Ils se nomment Jacques Demenou DeBoussay, René Guenon, Philippe Grenier ou Etienne Dinet. Hauts gradés de l’armée, intellectuels, hommes politiques ou peintres, tous auront à travers voyages et correspondances embrassé une religion jusque là peu connue pour ce qu’elle est vraiment. Les femmes ne sont pas en reste. On peut notamment citer Isabelle Heberardt ou Eva de Vitray.

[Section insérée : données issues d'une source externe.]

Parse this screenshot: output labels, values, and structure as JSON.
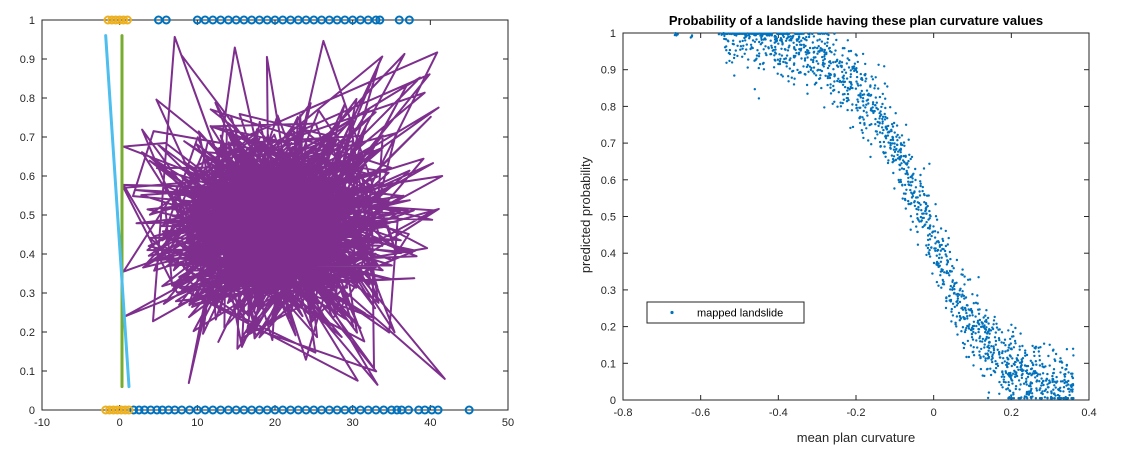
{
  "chart_data": [
    {
      "type": "line",
      "title": "",
      "xlabel": "",
      "ylabel": "",
      "xlim": [
        -10,
        50
      ],
      "ylim": [
        0,
        1
      ],
      "xticks": [
        "-10",
        "0",
        "10",
        "20",
        "30",
        "40",
        "50"
      ],
      "yticks": [
        "0",
        "0.1",
        "0.2",
        "0.3",
        "0.4",
        "0.5",
        "0.6",
        "0.7",
        "0.8",
        "0.9",
        "1"
      ],
      "grid": false,
      "legend": "none",
      "colors": {
        "markers_blue": "#0072BD",
        "markers_yellow": "#EDB120",
        "tangle_purple": "#7E2F8E",
        "line_green": "#77AC30",
        "line_cyan": "#4DBEEE"
      },
      "series": [
        {
          "kind": "markers",
          "color": "#0072BD",
          "x": [
            1.8,
            2.5,
            3.2,
            4.0,
            4.8,
            5.5,
            6.3,
            7.1,
            8.0,
            9.0,
            10.0,
            11.0,
            12.0,
            13.0,
            14.0,
            15.0,
            16.0,
            17.0,
            18.0,
            19.0,
            20.0,
            21.0,
            22.0,
            23.0,
            24.0,
            25.0,
            26.0,
            27.0,
            28.0,
            29.0,
            30.0,
            31.0,
            32.0,
            33.0,
            34.0,
            35.0,
            35.7,
            36.3,
            37.2,
            38.5,
            39.3,
            40.2,
            41.0,
            45.0
          ],
          "y": [
            0,
            0,
            0,
            0,
            0,
            0,
            0,
            0,
            0,
            0,
            0,
            0,
            0,
            0,
            0,
            0,
            0,
            0,
            0,
            0,
            0,
            0,
            0,
            0,
            0,
            0,
            0,
            0,
            0,
            0,
            0,
            0,
            0,
            0,
            0,
            0,
            0,
            0,
            0,
            0,
            0,
            0,
            0,
            0
          ]
        },
        {
          "kind": "markers",
          "color": "#EDB120",
          "x": [
            -1.8,
            -1.3,
            -0.8,
            -0.3,
            0.2,
            0.7,
            1.2
          ],
          "y": [
            0,
            0,
            0,
            0,
            0,
            0,
            0
          ]
        },
        {
          "kind": "markers",
          "color": "#0072BD",
          "x": [
            5.0,
            6.0,
            10.0,
            11.0,
            12.0,
            13.0,
            14.0,
            15.0,
            16.0,
            17.0,
            18.0,
            19.0,
            20.0,
            21.0,
            22.0,
            23.0,
            24.0,
            25.0,
            26.0,
            27.0,
            28.0,
            29.0,
            30.0,
            31.0,
            32.0,
            33.0,
            33.5,
            36.0,
            37.3
          ],
          "y": [
            1,
            1,
            1,
            1,
            1,
            1,
            1,
            1,
            1,
            1,
            1,
            1,
            1,
            1,
            1,
            1,
            1,
            1,
            1,
            1,
            1,
            1,
            1,
            1,
            1,
            1,
            1,
            1,
            1
          ]
        },
        {
          "kind": "markers",
          "color": "#EDB120",
          "x": [
            -1.5,
            -1.0,
            -0.5,
            0.0,
            0.5,
            1.0
          ],
          "y": [
            1,
            1,
            1,
            1,
            1,
            1
          ]
        },
        {
          "kind": "line",
          "color": "#77AC30",
          "x": [
            0.3,
            0.3
          ],
          "y": [
            0.06,
            0.96
          ]
        },
        {
          "kind": "line",
          "color": "#4DBEEE",
          "x": [
            -1.8,
            1.2
          ],
          "y": [
            0.96,
            0.06
          ]
        },
        {
          "kind": "tangle",
          "color": "#7E2F8E",
          "x_range": [
            0.5,
            44.5
          ],
          "y_range": [
            0.06,
            0.96
          ],
          "center": [
            20,
            0.47
          ],
          "spread": [
            7,
            0.12
          ],
          "n_segments": 1400
        }
      ]
    },
    {
      "type": "scatter",
      "title": "Probability of a landslide having these plan curvature values",
      "xlabel": "mean plan curvature",
      "ylabel": "predicted probability",
      "xlim": [
        -0.8,
        0.4
      ],
      "ylim": [
        0,
        1
      ],
      "xticks": [
        "-0.8",
        "-0.6",
        "-0.4",
        "-0.2",
        "0",
        "0.2",
        "0.4"
      ],
      "yticks": [
        "0",
        "0.1",
        "0.2",
        "0.3",
        "0.4",
        "0.5",
        "0.6",
        "0.7",
        "0.8",
        "0.9",
        "1"
      ],
      "grid": false,
      "legend": "left",
      "colors": {
        "points": "#0072BD"
      },
      "series": [
        {
          "name": "mapped landslide",
          "curve": [
            [
              -0.67,
              1.0
            ],
            [
              -0.5,
              1.0
            ],
            [
              -0.4,
              0.98
            ],
            [
              -0.3,
              0.94
            ],
            [
              -0.25,
              0.9
            ],
            [
              -0.2,
              0.85
            ],
            [
              -0.15,
              0.78
            ],
            [
              -0.1,
              0.68
            ],
            [
              -0.05,
              0.57
            ],
            [
              0.0,
              0.44
            ],
            [
              0.05,
              0.3
            ],
            [
              0.1,
              0.2
            ],
            [
              0.15,
              0.14
            ],
            [
              0.2,
              0.09
            ],
            [
              0.3,
              0.04
            ],
            [
              0.36,
              0.02
            ]
          ],
          "x_range": [
            -0.67,
            0.36
          ],
          "spread": 0.05,
          "n_points": 1600
        }
      ]
    }
  ]
}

Contrairement à l’approche plus textuelle et littéraliste diront certains, de celles et ceux rentrant dans l’islam en ces années post-2001, les individus cités plus haut eurent souvent en commun une attirance plus ou moins avérée pour le soufisme ou du moins, pour les finalités spirituelles et éthiques de la religion musulmane. Certains empruntèrent parfois des chemins très hétérodoxes, ce qui amena ainsi certains savants à même douter de la véritable entrée dans l’islam des quelques protagonistes concernés…

La foi des musulmans observés, lors de missions et voyages, tranche avec la rigueur d’une Église catholique qui lutte alors pour survivre. Nous entrons en pleine période orientaliste. L’islam fait figure à ce moment de religion très libérale, voire permissive. Si l’on ajoute à cela le charme d’un Orient encore très fantasmé, avec son soleil, ses mets épicés et ses femmes que l’on s’imagine encore nues s’entrelaçant dans de somptueux harems, l’attrait devient pour ainsi dire très grand chez de nombreux français.

L’entrée en islam est pour beaucoup une façon de totalement changer de façon d’être. Le costume est troqué contre un burnous, le chapeau par un turban, le train de vie s’arabise parfois complètement. Nombre d’entre eux finiront même par terminer leurs jours dans le pays, souvent l’Algérie ou l’Egypte, dans lequel ils connurent pour la première fois le contact avec la foi.

Quelques fois moqués, plus souvent sujets d’intrigues et de curiosités, ces convertis d’alors sont encore rarement vus comme des traitres ou de potentiels dangers pour la société française. Ils sont même parfois très respectés par leurs pairs. On se souvient de l’un d’entre eux, Philippe Grenier devenu maire de sa ville à la fin du XIXème siècle, arborant pourtant, et fièrement, le burnous algérien. Il y eut aussi le cas de Jacques Demenou De Boussay, officiant sous Napoléon et remplaçant Kleber au titre de Général de son armée ; ses cinq prières faites en direction de La Mecque ne l’empêchèrent pas de diriger d’une main de fer l’armée française en Egypte.